The Russell 2000 is now back below its 50 day SMA, which has been a rare occurrence since early April. There is a real tug of war continuing at the very round 1700 number with no weekly CLOSES above the level, with FOUR of the last eight trading above intraweek. Gold which many believe should be thriving in this type of uncertain environment lost 1.6% Wednesday and is looking like a sixth consecutive weekly decline is likely as the GLD is off by 3% heading into Thursday. The ETF is 14% off most recent 52 week highs, and has not registered an accumulation week since the week ending 2/6.
Utilities and staples were the winners today as the XLU and XLP advanced by .8 and .4% respectively. The XLU is up by 1.3% this week so far, and 7 of the last 9 weeks the ETF CLOSED in the upper half of its weekly range (the only weeks it did not lost a very pedestrian .5 and .6% the weeks ending 7/20 and 8/10). Healthcare was the third best actor among the major S&P sectors and the XLV fell by .2%. Today completed another handle on a cup base with a potential trigger of 90.48. The 3 week tight pattern looks likely as the last 2 CLOSED within just .18 of each other and this week so far is within that range.
Lagging in a very sizable manner Wednesday was energy as the XLE slumped more than 3%. That was due to three of the four largest components losing between 4-6%. EOG which makes up nearly 5% of the ETF, cratered more than 6% after a 128.06 cup with handle breakout lasted just 5 sessions.

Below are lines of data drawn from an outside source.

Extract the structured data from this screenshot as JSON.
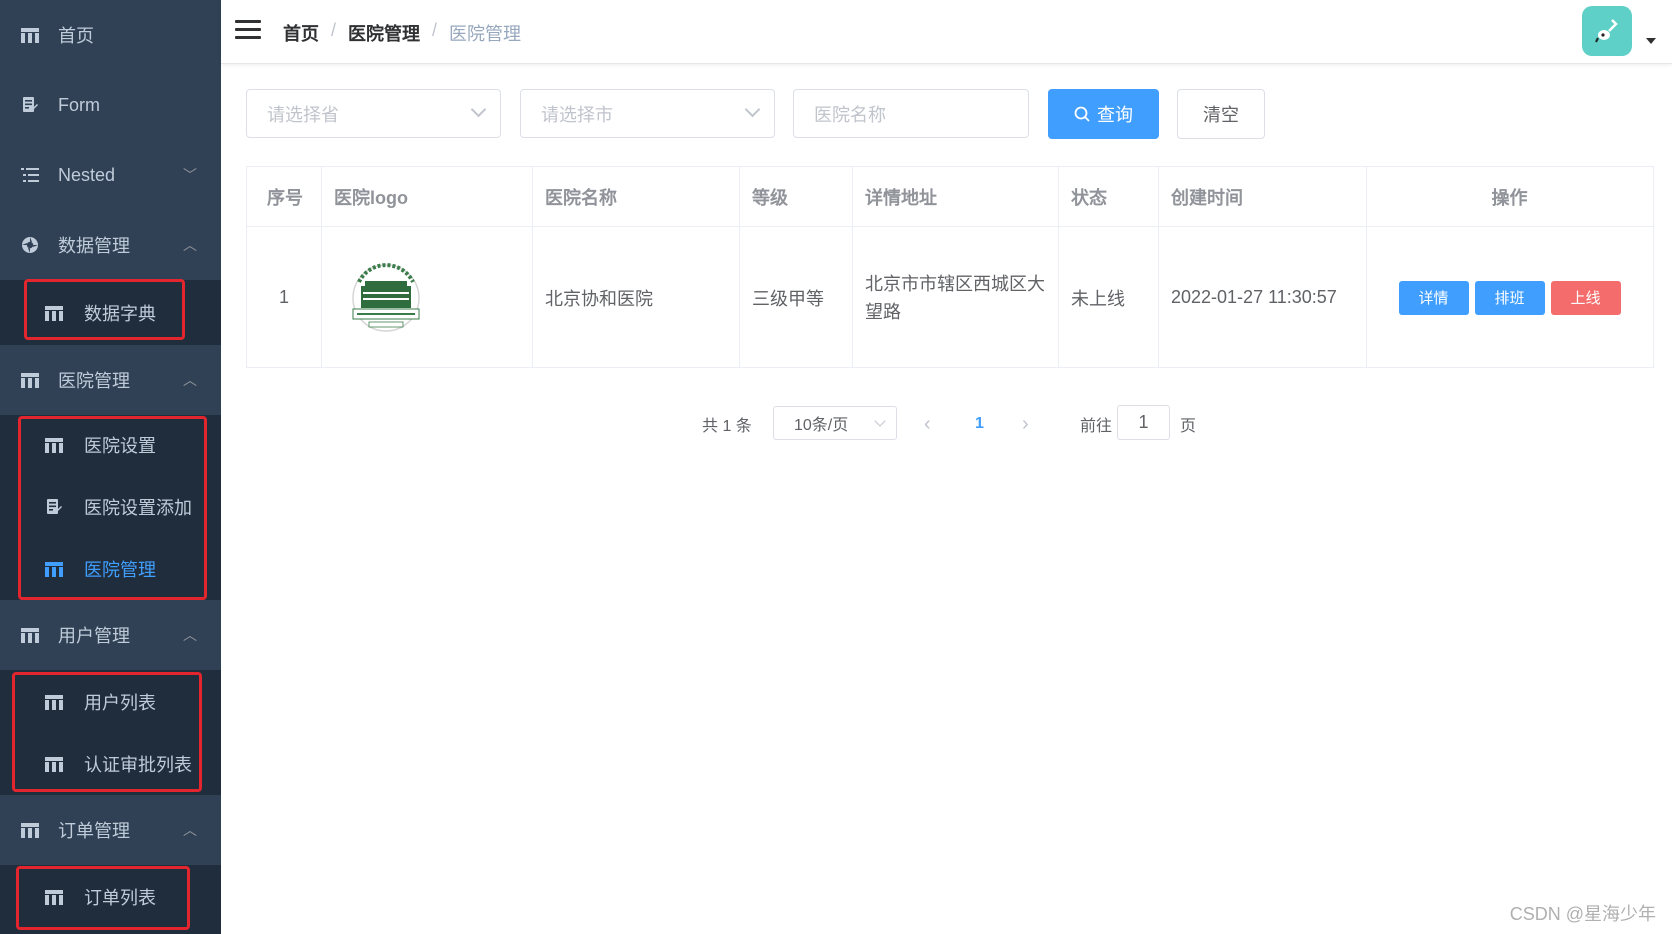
{
  "sidebar": {
    "home": "首页",
    "form": "Form",
    "nested": "Nested",
    "data_mgmt": "数据管理",
    "data_dict": "数据字典",
    "hospital_mgmt": "医院管理",
    "hospital_settings": "医院设置",
    "hospital_settings_add": "医院设置添加",
    "hospital_mgmt_sub": "医院管理",
    "user_mgmt": "用户管理",
    "user_list": "用户列表",
    "auth_review_list": "认证审批列表",
    "order_mgmt": "订单管理",
    "order_list": "订单列表"
  },
  "breadcrumb": {
    "item1": "首页",
    "item2": "医院管理",
    "item3": "医院管理",
    "separator": "/"
  },
  "filters": {
    "province_placeholder": "请选择省",
    "city_placeholder": "请选择市",
    "name_placeholder": "医院名称",
    "query_label": "查询",
    "clear_label": "清空"
  },
  "table": {
    "headers": [
      "序号",
      "医院logo",
      "医院名称",
      "等级",
      "详情地址",
      "状态",
      "创建时间",
      "操作"
    ],
    "rows": [
      {
        "index": "1",
        "name": "北京协和医院",
        "level": "三级甲等",
        "address": "北京市市辖区西城区大望路",
        "status": "未上线",
        "created": "2022-01-27 11:30:57",
        "actions": {
          "detail": "详情",
          "schedule": "排班",
          "online": "上线"
        }
      }
    ]
  },
  "pagination": {
    "total": "共 1 条",
    "page_size": "10条/页",
    "current_page": "1",
    "goto_label": "前往",
    "goto_value": "1",
    "page_suffix": "页"
  },
  "watermark": "CSDN @星海少年",
  "colors": {
    "sidebar_bg": "#304156",
    "submenu_bg": "#1f2d3d",
    "primary": "#409eff",
    "danger": "#f56c6c",
    "highlight_border": "#e3262e"
  }
}
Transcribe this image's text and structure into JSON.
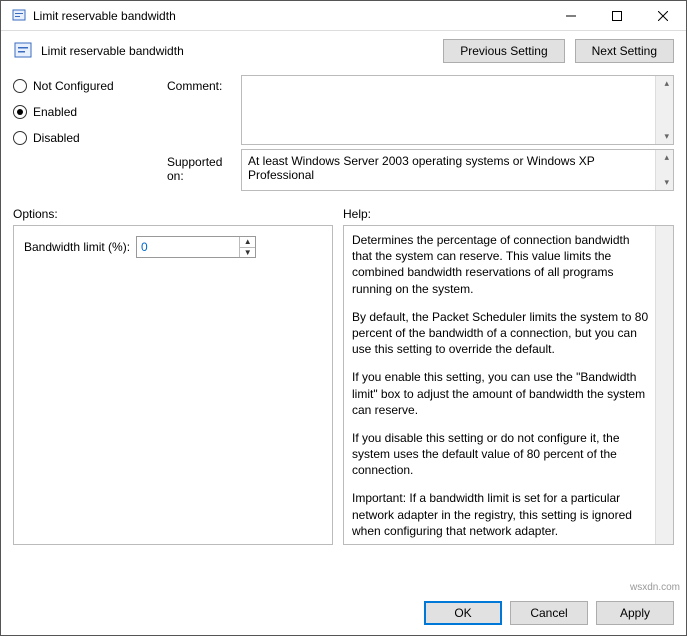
{
  "window": {
    "title": "Limit reservable bandwidth",
    "min": "—",
    "max": "▢",
    "close": "✕"
  },
  "header": {
    "title": "Limit reservable bandwidth",
    "previous": "Previous Setting",
    "next": "Next Setting"
  },
  "config": {
    "radios": {
      "not_configured": "Not Configured",
      "enabled": "Enabled",
      "disabled": "Disabled",
      "selected": "enabled"
    },
    "comment_label": "Comment:",
    "comment_value": "",
    "supported_label": "Supported on:",
    "supported_value": "At least Windows Server 2003 operating systems or Windows XP Professional"
  },
  "options": {
    "heading": "Options:",
    "bandwidth_label": "Bandwidth limit (%):",
    "bandwidth_value": "0"
  },
  "help": {
    "heading": "Help:",
    "p1": "Determines the percentage of connection bandwidth that the system can reserve. This value limits the combined bandwidth reservations of all programs running on the system.",
    "p2": "By default, the Packet Scheduler limits the system to 80 percent of the bandwidth of a connection, but you can use this setting to override the default.",
    "p3": "If you enable this setting, you can use the \"Bandwidth limit\" box to adjust the amount of bandwidth the system can reserve.",
    "p4": "If you disable this setting or do not configure it, the system uses the default value of 80 percent of the connection.",
    "p5": "Important: If a bandwidth limit is set for a particular network adapter in the registry, this setting is ignored when configuring that network adapter."
  },
  "footer": {
    "ok": "OK",
    "cancel": "Cancel",
    "apply": "Apply"
  },
  "watermark": "wsxdn.com"
}
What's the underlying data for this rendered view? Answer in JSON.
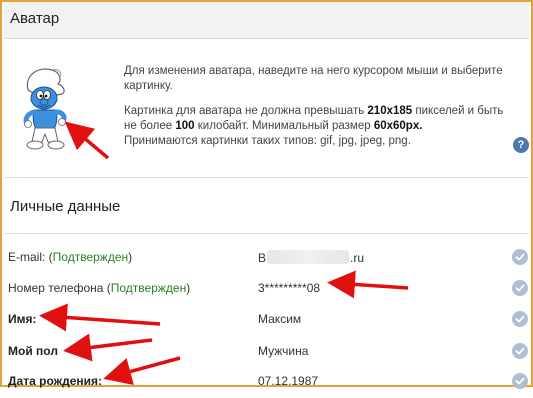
{
  "avatar_section": {
    "title": "Аватар",
    "hint": "Для изменения аватара, наведите на него курсором мыши и выберите картинку.",
    "limit_pre": "Картинка для аватара не должна превышать ",
    "limit_size": "210x185",
    "limit_mid1": " пикселей и быть не более ",
    "limit_kb": "100",
    "limit_mid2": " килобайт. Минимальный размер ",
    "limit_min": "60x60px.",
    "types": "Принимаются картинки таких типов: gif, jpg, jpeg, png.",
    "help_label": "?"
  },
  "personal_section": {
    "title": "Личные данные",
    "email": {
      "label": "E-mail: (",
      "status": "Подтвержден",
      "label_end": ")",
      "value_start": "B",
      "value_end": ".ru"
    },
    "phone": {
      "label": "Номер телефона (",
      "status": "Подтвержден",
      "label_end": ")",
      "value": "3*********08"
    },
    "name": {
      "label": "Имя:",
      "value": "Максим"
    },
    "gender": {
      "label": "Мой пол",
      "value": "Мужчина"
    },
    "birthday": {
      "label": "Дата рождения:",
      "value": "07.12.1987"
    }
  },
  "colors": {
    "border": "#e4a23a",
    "header_bg": "#f2f2f2",
    "confirmed": "#2a7d2a",
    "arrow": "#e01010",
    "check": "#aebfd1",
    "help": "#4a7ab0"
  },
  "icons": {
    "avatar": "smurf-image",
    "help": "question-circle-icon",
    "check": "check-circle-icon",
    "annotation": "red-arrow"
  }
}
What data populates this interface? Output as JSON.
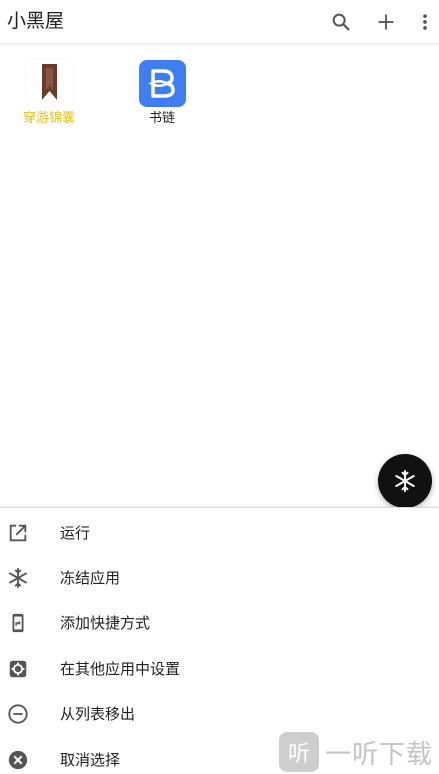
{
  "header": {
    "title": "小黑屋",
    "search_icon": "search-icon",
    "add_icon": "plus-icon",
    "more_icon": "more-vertical-icon"
  },
  "apps": [
    {
      "label": "穿游锦囊",
      "icon": "bookmark-app-icon",
      "label_color": "#e6c21f",
      "selected": true
    },
    {
      "label": "书链",
      "icon": "shulian-app-icon",
      "label_color": "#222222",
      "selected": false
    }
  ],
  "fab": {
    "icon": "snowflake-icon"
  },
  "menu": [
    {
      "label": "运行",
      "icon": "open-external-icon"
    },
    {
      "label": "冻结应用",
      "icon": "snowflake-icon"
    },
    {
      "label": "添加快捷方式",
      "icon": "shortcut-icon"
    },
    {
      "label": "在其他应用中设置",
      "icon": "settings-icon"
    },
    {
      "label": "从列表移出",
      "icon": "remove-circle-icon"
    },
    {
      "label": "取消选择",
      "icon": "cancel-circle-icon"
    }
  ],
  "watermark": {
    "text": "一听下载",
    "badge": "听"
  },
  "colors": {
    "accent": "#3e7df2",
    "selected_label": "#e6c21f",
    "icon_gray": "#555555"
  }
}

Breakouts that crumble that rapidly are a very bearish sign and it is now in correction territory 12% off most recent 52 week highs. CVX the second largest component slipped almost 4% and undercut its 200 day SMA for the first time in 4 months.
On sessions like Wednesday it always pays to search for names that shrugged off the weakness. Below is the chart of SCI and how it appeared in our Wednesday Game Plan this week. It emanates from a dreary funeral business, but it is one that is constantly in need. These types of defensive plays have come into vogue recently, but this name has been acting well on a current 6 week winning streak and most likely will make that 7 as it has advanced 3.3% this week headed into Thursday. SCI also brings round number theory into play as the 40 figure was resistance the two weeks ending between 1/26-2/2. During that time span it managed just one CLOSE above 40 on 2/1, but after today it has finished FOUR straight days above the number. It recorded a break above a 6 month cup base trigger of 40.38 on 8/13, and the move looks far from dead, pun intended.